Der V. Zivilsenat wollte sich also offensichtlich nicht der Rechtsauffassung des VII. Zivilsenats anschließen und den Anspruch von fiktiven Mängelbeseitigungskosten im Kaufrecht, gemäß seiner eigenen bisherigen Rechtsprechung, weiter beibehalten und strebte eine einheitliche Rechtsprechung der Zivilsenate zu diesem Thema an.

Bei dieser juristischen Diskussion zwischen verschiedenen Abteilungen innerhalb des höchsten deutschen Zivilgerichts, hätte es also auch zu einer Anrufung des Großen Senats (besteht aus dem Präsidenten und den Vorsitzenden der Zivilsenate) für Zivilsachen kommen können.
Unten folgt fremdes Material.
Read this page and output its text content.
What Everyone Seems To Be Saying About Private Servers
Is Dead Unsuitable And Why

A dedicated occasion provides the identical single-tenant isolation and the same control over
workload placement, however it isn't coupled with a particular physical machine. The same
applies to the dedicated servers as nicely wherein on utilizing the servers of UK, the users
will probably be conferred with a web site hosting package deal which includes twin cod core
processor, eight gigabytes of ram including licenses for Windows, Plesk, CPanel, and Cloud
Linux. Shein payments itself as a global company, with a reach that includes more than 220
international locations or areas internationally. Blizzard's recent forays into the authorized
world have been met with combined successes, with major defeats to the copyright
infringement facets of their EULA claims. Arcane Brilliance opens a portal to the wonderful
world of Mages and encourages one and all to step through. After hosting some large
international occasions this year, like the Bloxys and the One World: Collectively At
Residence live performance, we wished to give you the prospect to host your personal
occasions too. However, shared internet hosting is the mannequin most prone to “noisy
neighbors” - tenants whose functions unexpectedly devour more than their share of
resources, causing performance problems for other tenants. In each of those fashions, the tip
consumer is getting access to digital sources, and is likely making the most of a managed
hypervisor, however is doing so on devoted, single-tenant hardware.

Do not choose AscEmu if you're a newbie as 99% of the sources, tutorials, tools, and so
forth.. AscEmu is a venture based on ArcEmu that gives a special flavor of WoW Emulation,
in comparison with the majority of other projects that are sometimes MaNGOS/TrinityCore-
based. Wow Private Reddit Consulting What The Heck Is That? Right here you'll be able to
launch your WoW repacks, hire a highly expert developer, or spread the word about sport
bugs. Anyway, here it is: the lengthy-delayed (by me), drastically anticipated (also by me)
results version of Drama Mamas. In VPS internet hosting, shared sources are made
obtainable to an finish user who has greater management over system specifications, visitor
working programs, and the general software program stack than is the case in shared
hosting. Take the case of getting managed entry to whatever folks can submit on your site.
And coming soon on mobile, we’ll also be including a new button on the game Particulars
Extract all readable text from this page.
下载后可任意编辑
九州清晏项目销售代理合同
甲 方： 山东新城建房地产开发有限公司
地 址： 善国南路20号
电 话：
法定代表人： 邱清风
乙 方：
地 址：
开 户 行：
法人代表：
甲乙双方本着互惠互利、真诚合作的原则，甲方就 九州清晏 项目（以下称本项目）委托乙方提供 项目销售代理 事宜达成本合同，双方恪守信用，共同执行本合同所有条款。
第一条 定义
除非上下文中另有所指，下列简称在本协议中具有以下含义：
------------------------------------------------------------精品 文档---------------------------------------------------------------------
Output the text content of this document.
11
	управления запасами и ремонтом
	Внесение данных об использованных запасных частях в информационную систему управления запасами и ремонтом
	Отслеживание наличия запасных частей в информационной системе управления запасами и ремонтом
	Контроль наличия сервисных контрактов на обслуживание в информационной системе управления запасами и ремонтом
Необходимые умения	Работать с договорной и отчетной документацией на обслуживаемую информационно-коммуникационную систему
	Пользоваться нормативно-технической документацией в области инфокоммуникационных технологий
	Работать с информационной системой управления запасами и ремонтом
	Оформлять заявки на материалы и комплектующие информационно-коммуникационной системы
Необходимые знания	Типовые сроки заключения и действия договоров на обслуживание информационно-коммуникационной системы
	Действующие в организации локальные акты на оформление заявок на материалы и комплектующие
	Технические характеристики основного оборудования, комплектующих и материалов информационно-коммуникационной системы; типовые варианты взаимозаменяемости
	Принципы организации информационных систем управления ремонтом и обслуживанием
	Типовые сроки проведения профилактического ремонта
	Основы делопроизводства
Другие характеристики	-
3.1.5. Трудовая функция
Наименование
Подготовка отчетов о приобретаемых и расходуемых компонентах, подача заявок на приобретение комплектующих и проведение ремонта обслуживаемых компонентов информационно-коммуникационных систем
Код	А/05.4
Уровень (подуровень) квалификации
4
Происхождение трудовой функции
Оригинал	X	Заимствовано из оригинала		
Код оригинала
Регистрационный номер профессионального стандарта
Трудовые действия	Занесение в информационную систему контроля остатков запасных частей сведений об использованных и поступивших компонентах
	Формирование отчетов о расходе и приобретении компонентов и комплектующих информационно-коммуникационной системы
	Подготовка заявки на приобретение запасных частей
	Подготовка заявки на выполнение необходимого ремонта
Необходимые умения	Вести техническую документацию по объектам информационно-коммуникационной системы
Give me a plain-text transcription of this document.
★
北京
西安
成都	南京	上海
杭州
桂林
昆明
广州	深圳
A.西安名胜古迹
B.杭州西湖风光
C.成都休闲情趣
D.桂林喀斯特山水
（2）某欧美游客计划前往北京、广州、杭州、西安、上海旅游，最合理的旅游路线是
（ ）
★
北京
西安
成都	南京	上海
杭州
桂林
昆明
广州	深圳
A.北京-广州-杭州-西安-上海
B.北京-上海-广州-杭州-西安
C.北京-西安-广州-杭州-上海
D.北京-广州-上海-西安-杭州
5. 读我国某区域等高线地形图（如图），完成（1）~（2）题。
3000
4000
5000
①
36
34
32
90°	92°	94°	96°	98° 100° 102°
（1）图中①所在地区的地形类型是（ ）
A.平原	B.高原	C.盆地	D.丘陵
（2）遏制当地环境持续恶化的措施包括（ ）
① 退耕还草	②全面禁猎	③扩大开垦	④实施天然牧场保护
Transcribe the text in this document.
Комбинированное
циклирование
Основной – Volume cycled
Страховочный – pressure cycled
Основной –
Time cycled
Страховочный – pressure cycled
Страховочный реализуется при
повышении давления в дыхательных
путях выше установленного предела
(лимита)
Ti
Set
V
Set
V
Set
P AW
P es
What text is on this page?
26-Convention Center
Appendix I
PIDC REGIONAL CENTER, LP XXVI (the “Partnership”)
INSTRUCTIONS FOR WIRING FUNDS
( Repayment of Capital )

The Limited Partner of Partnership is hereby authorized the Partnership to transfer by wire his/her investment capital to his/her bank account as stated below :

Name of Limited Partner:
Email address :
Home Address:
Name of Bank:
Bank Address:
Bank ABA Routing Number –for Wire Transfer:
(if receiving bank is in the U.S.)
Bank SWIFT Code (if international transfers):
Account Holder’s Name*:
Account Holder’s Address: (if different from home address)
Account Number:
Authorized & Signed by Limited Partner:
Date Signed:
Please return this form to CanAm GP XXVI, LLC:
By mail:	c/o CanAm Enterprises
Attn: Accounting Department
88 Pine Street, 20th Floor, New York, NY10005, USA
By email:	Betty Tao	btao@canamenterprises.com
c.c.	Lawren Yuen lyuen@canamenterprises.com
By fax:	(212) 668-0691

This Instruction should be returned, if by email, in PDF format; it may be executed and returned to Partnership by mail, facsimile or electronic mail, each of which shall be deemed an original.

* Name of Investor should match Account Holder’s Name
(gemäß § 132 Abs. 2 GVG „Will ein Senat in einer Rechtsfrage von der Entscheidung eines anderen Senats abweichen, so entscheiden der Große Senat für Zivilsachen, ….“)

Tatsächlich ist es aber nicht dazu gekommen, denn der VII. Senat hatte (Urteil vom 08.10.2020 – VII ARZ 1/20) erklärt, dass er an seiner Auffassung gemäß seinem Urteil aus 2018 festhält, aber seine Begründung noch weiter präzisiert.

„… wonach der Schadensersatz statt der Leistung (kleiner Schadensersatz) gemäß § 634 Nr. 4, §§ 280, 281 Abs. 1 BGB nicht anhand der voraussichtlich erforderlichen, aber (noch) nicht aufgewendeten ("fiktiven") Mängelbeseitigungskosten bemessen werden darf.“
und der vom V. Senat geforderte
„….Gleichlauf…der Schadensbemessung….des Werkvertrags- und des Kaufrechts….angesichts der gesetzlichen Ausgestaltung der Mängelrechte….nicht geboten.“ sei,
da „…der Gesetzgeber das Kauf- und Werkvertragsrecht nur in Teilbereich angeglichen, jedoch gerade die Mängelrechte unterschiedlich ausgestaltet hat…“
und „…eine Entscheidungserheblichkeit der gestellten Fragen für den beim V. Zivilsenat anhängigen Rechtsstreit nicht zu erkennen.“ sei.

Dem VII. Senat ist es mit seiner Klarstellung somit gelungen zu begründen, warum er weder seine Rechtsauffassung zu ändern braucht, noch die vom V. Senat befürchtete Uneinigkeit der Rechtsauffassungen vorhanden ist, weil der Umgang mit Schadensersatzansprüchen im Kauf- und Werkvertragsrecht in bestimmten Fällen unterschiedlich zu regeln ist.

Fazit
1. Durch sein aktuelles Urteil (12.03.2021 – V ZR 33/19) demonstriert der V. Senat („Kaufsenat“), dass er dem Kompromissvorschlag des VII. Senats („Bausenat“) gefolgt ist und eine Anrufung des Großen Senates somit nicht mehr notwendig ist.
2. Sobald dieses Urteil im Volltext veröffentlicht ist, wird eine detaillierte Besprechung in der i&B erfolgen.